There’s dumb. There’s really dumb. And then there’s this story on how high speed rail from Charlotte through Greensboro, Raleigh, and Richmond to Washington, DC is suppose to solve air traffic congestion problems which takes dumb to a whole new level.
The report from Brookings, a Washington think-tank, counts a combined 3 million air passengers traveling between airports in those five cities. Last year 1.1 million RDU passengers traveled to or from Charlotte and Washington, and Charlotte served 925,000 Washington travelers. The Brookings report does not indicate how many of these passengers were catching connecting flights, but the volume suggests high-speed trains could do well, said Adie Tomer, a Brookings research analyst and co-author of the new report.
Except, of course, you absolutely have to consider how many passengers a day connect. Charlotte/Douglas International Airport is, after all, a hub. This should be obvious but the word “hub” never appears in the article. And Washington’s two airports also function as connecting points. There’s no scheduled air service between the non-hubs in the cities studied.

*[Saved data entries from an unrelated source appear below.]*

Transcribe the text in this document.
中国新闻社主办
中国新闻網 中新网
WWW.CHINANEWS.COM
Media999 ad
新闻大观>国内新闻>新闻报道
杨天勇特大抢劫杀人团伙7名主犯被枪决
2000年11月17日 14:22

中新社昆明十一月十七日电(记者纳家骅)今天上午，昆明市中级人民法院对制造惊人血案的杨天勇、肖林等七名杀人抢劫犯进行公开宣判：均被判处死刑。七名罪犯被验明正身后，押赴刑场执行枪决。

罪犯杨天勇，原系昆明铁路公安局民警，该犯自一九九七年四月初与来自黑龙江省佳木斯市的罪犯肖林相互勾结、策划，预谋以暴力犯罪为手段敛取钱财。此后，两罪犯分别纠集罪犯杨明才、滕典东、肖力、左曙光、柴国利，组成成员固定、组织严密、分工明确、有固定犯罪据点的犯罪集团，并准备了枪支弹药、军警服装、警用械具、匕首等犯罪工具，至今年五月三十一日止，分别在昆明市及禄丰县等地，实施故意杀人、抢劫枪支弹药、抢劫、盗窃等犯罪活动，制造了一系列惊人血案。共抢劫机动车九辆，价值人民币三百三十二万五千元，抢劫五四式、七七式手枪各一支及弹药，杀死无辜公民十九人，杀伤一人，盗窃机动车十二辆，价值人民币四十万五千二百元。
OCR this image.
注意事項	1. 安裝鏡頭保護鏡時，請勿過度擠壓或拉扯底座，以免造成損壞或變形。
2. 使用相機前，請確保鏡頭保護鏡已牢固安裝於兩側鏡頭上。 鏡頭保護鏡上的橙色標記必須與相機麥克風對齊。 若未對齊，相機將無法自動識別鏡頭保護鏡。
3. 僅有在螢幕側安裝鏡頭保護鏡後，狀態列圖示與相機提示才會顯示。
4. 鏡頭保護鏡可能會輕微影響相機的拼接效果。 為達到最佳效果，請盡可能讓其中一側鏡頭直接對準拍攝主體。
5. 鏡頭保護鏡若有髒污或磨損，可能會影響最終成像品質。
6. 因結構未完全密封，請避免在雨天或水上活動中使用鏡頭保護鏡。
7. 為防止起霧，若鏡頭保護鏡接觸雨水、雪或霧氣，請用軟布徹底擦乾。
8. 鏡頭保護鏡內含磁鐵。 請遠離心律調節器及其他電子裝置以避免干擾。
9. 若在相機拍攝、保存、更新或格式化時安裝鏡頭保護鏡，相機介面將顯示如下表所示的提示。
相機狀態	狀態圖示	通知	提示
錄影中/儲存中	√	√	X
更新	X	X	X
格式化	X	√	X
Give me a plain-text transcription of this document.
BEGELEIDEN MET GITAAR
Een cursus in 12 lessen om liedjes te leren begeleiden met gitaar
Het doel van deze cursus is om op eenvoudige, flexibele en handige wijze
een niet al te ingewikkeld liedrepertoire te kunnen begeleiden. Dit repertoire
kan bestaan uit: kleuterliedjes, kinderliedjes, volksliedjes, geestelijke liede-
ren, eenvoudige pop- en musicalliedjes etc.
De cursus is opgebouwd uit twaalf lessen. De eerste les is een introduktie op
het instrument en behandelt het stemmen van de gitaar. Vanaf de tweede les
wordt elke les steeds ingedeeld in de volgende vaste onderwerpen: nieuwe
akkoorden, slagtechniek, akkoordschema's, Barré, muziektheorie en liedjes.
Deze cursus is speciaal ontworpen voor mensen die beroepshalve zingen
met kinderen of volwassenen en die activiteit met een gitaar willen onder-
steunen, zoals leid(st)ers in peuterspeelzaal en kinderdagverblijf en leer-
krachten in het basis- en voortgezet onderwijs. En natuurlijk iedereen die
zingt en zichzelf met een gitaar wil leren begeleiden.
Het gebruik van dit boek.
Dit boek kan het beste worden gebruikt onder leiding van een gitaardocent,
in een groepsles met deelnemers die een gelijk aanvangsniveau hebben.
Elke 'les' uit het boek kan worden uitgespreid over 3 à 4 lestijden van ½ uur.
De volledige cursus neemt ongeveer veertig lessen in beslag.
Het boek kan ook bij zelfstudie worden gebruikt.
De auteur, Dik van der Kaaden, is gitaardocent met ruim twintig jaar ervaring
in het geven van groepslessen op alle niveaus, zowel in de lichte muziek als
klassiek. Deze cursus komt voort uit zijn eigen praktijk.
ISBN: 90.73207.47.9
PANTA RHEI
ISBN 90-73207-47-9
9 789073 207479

The U.S. Department of Transportation’s Domestic Airline Fares Consumer Report for the second quarter of 2008 shows 462 O&D (Origin and destination, not connecting) passengers a day between Washington and Charlotte. That works out to under 168,630 a year — and under 20 percent of the figure cited by Brookings. So much for that massive market. And it’s pretty much a given that as long as you have hubs at CLT and IAD and DCA remains what it is, flight levels between these cities won‘t change much whether or not high-speed rail connect is built.